NEW DELHI, Jan 20, 2026, 13:02 IST

  • IEX shares dropped Monday after the power minister confirmed there was no shift in market coupling policy.
  • APTEL will review IEX’s appeal against CERC’s July 2025 order on day-ahead market coupling.
  • Regulators warn that coupling would consolidate power price-setting into one cleared price, sparking concerns about disrupting competition between exchanges.

Shares of Indian Energy Exchange (IEX) fell on Monday following the power minister’s reaffirmation that the government’s position on market coupling remains unchanged, just before a key hearing at the Electricity Appellate Tribunal.

The stock dropped 1.47% to 137.1 rupees on the BSE, fluctuating between 133.65 and 141.90 rupees. Its market capitalization stood near 123.2 billion rupees. The planned reform, set for January 2026, would have Grid-India consolidate bids in the day-ahead market — where power is traded for next-day delivery — and release a single cleared price instead of separate prices across platforms. Goodreturns

This is crucial because it strikes at the heart of how the short-term power market establishes its benchmark price. Remove the separate auctions, and you lose one key factor driving buyers and sellers to favor one exchange over another.

IEX leads the day-ahead and real-time markets, insisting that moving price discovery away from exchanges would damage competition. On the flip side, smaller players like Power Exchange of India and Hindustan Power Exchange represent the opposing view.

APTEL is scheduled to consider IEX’s request to withdraw the Central Electricity Regulatory Commission’s (CERC) July 2025 directive on day-ahead market coupling. Just before the hearing, CERC circulated a note clarifying that its July communication should be seen as a “direction” rather than an “order,” according to Angel One. The report also noted that CERC’s counsel had previously told the tribunal the regulator was willing to accept instructions to retract the directive, and the tribunal suggested the case could be resolved swiftly if that intention is formally confirmed. Angel One

IEX has escalated its legal challenge, telling the tribunal the criteria used to approve the coupling order were “fundamentally wrong,” according to ScanX. The tribunal emphasized that regulators’ house “must be in order” and “must be above suspicion,” ScanX reported. Meanwhile, CERC’s counsel insisted the commission won’t proceed with coupling until proper regulations are established. ScanX also noted IEX cited a market regulator report alleging insider trading by certain CERC officials, with illegal gains totaling 173 crore rupees. ScanX

The minister’s comment on Monday shows the policy push is still active, despite ongoing debates among lawyers over process, wording, and control of the machinery. This clash—politics versus tribunal procedure—is what keeps the stock swinging unpredictably.
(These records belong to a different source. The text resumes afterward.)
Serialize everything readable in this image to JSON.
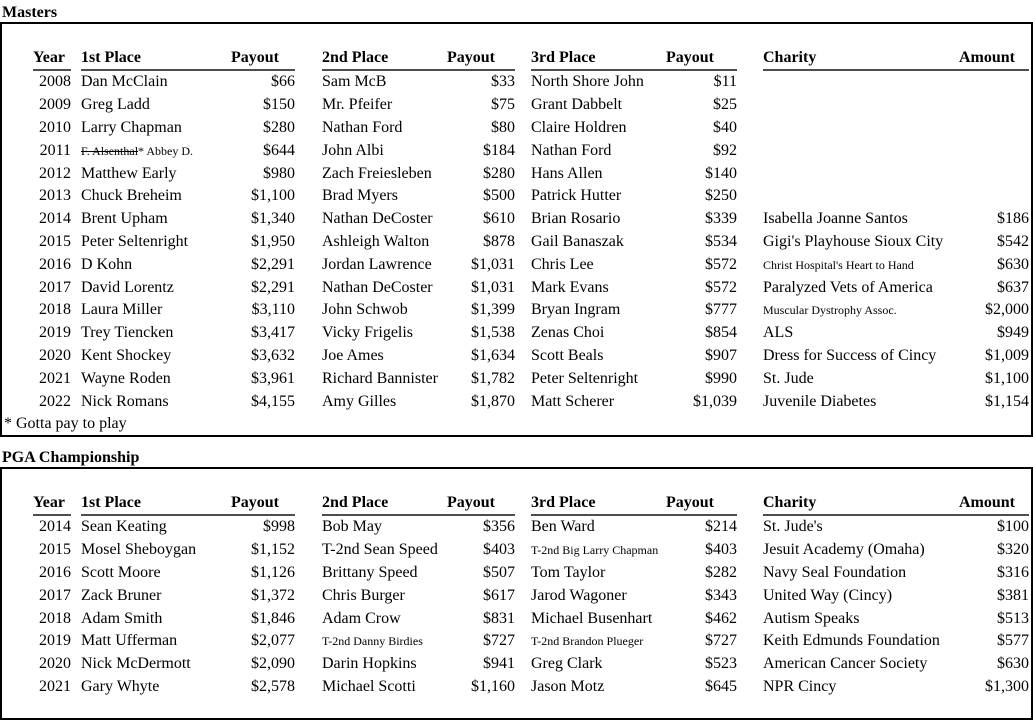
{
  "masters": {
    "title": "Masters",
    "columns": [
      "Year",
      "1st Place",
      "Payout",
      "2nd Place",
      "Payout",
      "3rd Place",
      "Payout",
      "Charity",
      "Amount"
    ],
    "rows": [
      [
        "2008",
        "Dan McClain",
        "$66",
        "Sam McB",
        "$33",
        "North Shore John",
        "$11",
        "",
        ""
      ],
      [
        "2009",
        "Greg Ladd",
        "$150",
        "Mr. Pfeifer",
        "$75",
        "Grant Dabbelt",
        "$25",
        "",
        ""
      ],
      [
        "2010",
        "Larry Chapman",
        "$280",
        "Nathan Ford",
        "$80",
        "Claire Holdren",
        "$40",
        "",
        ""
      ],
      [
        "2011",
        {
          "strike": "F. Alsenthal",
          "rest": "* Abbey D.",
          "small": true
        },
        "$644",
        "John Albi",
        "$184",
        "Nathan Ford",
        "$92",
        "",
        ""
      ],
      [
        "2012",
        "Matthew Early",
        "$980",
        "Zach Freiesleben",
        "$280",
        "Hans Allen",
        "$140",
        "",
        ""
      ],
      [
        "2013",
        "Chuck Breheim",
        "$1,100",
        "Brad Myers",
        "$500",
        "Patrick Hutter",
        "$250",
        "",
        ""
      ],
      [
        "2014",
        "Brent Upham",
        "$1,340",
        "Nathan DeCoster",
        "$610",
        "Brian Rosario",
        "$339",
        "Isabella Joanne Santos",
        "$186"
      ],
      [
        "2015",
        "Peter Seltenright",
        "$1,950",
        "Ashleigh Walton",
        "$878",
        "Gail Banaszak",
        "$534",
        "Gigi's Playhouse Sioux City",
        "$542"
      ],
      [
        "2016",
        "D Kohn",
        "$2,291",
        "Jordan Lawrence",
        "$1,031",
        "Chris Lee",
        "$572",
        {
          "text": "Christ Hospital's Heart to Hand",
          "small": true
        },
        "$630"
      ],
      [
        "2017",
        "David Lorentz",
        "$2,291",
        "Nathan DeCoster",
        "$1,031",
        "Mark Evans",
        "$572",
        "Paralyzed Vets of America",
        "$637"
      ],
      [
        "2018",
        "Laura Miller",
        "$3,110",
        "John Schwob",
        "$1,399",
        "Bryan Ingram",
        "$777",
        {
          "text": "Muscular Dystrophy Assoc.",
          "small": true
        },
        "$2,000"
      ],
      [
        "2019",
        "Trey Tiencken",
        "$3,417",
        "Vicky Frigelis",
        "$1,538",
        "Zenas Choi",
        "$854",
        "ALS",
        "$949"
      ],
      [
        "2020",
        "Kent Shockey",
        "$3,632",
        "Joe Ames",
        "$1,634",
        "Scott Beals",
        "$907",
        "Dress for Success of Cincy",
        "$1,009"
      ],
      [
        "2021",
        "Wayne Roden",
        "$3,961",
        "Richard Bannister",
        "$1,782",
        "Peter Seltenright",
        "$990",
        "St. Jude",
        "$1,100"
      ],
      [
        "2022",
        "Nick Romans",
        "$4,155",
        "Amy Gilles",
        "$1,870",
        "Matt Scherer",
        "$1,039",
        "Juvenile Diabetes",
        "$1,154"
      ]
    ],
    "footnote": "* Gotta pay to play"
  },
  "pga": {
    "title": "PGA Championship",
    "columns": [
      "Year",
      "1st Place",
      "Payout",
      "2nd Place",
      "Payout",
      "3rd Place",
      "Payout",
      "Charity",
      "Amount"
    ],
    "rows": [
      [
        "2014",
        "Sean Keating",
        "$998",
        "Bob May",
        "$356",
        "Ben Ward",
        "$214",
        "St. Jude's",
        "$100"
      ],
      [
        "2015",
        "Mosel Sheboygan",
        "$1,152",
        "T-2nd Sean Speed",
        "$403",
        {
          "text": "T-2nd Big Larry Chapman",
          "small": true
        },
        "$403",
        "Jesuit Academy (Omaha)",
        "$320"
      ],
      [
        "2016",
        "Scott Moore",
        "$1,126",
        "Brittany Speed",
        "$507",
        "Tom Taylor",
        "$282",
        "Navy Seal Foundation",
        "$316"
      ],
      [
        "2017",
        "Zack Bruner",
        "$1,372",
        "Chris Burger",
        "$617",
        "Jarod Wagoner",
        "$343",
        "United Way (Cincy)",
        "$381"
      ],
      [
        "2018",
        "Adam Smith",
        "$1,846",
        "Adam Crow",
        "$831",
        "Michael Busenhart",
        "$462",
        "Autism Speaks",
        "$513"
      ],
      [
        "2019",
        "Matt Ufferman",
        "$2,077",
        {
          "text": "T-2nd Danny Birdies",
          "small": true
        },
        "$727",
        {
          "text": "T-2nd Brandon Plueger",
          "small": true
        },
        "$727",
        "Keith Edmunds Foundation",
        "$577"
      ],
      [
        "2020",
        "Nick McDermott",
        "$2,090",
        "Darin Hopkins",
        "$941",
        "Greg Clark",
        "$523",
        "American Cancer Society",
        "$630"
      ],
      [
        "2021",
        "Gary Whyte",
        "$2,578",
        "Michael Scotti",
        "$1,160",
        "Jason Motz",
        "$645",
        "NPR Cincy",
        "$1,300"
      ]
    ]
  },
  "colors": {
    "text": "#000000",
    "box_border": "#000000",
    "header_rule": "#4d4d4d",
    "background": "#ffffff"
  }
}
Still, plenty could derail the process. Should the tribunal uphold CERC’s directive and the government push forward, the market might swiftly shift to a single-price setup. But if the case stalls or the rulebook takes longer than planned, investors could remain stuck with the same overhang and headline-driven swings.

Traders are keeping a close eye for signs on whether the directive will stay intact, be scaled back, or return to regulators for revision. In a market driven by daily auctions, even minor changes in who determines the clearing price can have a big impact.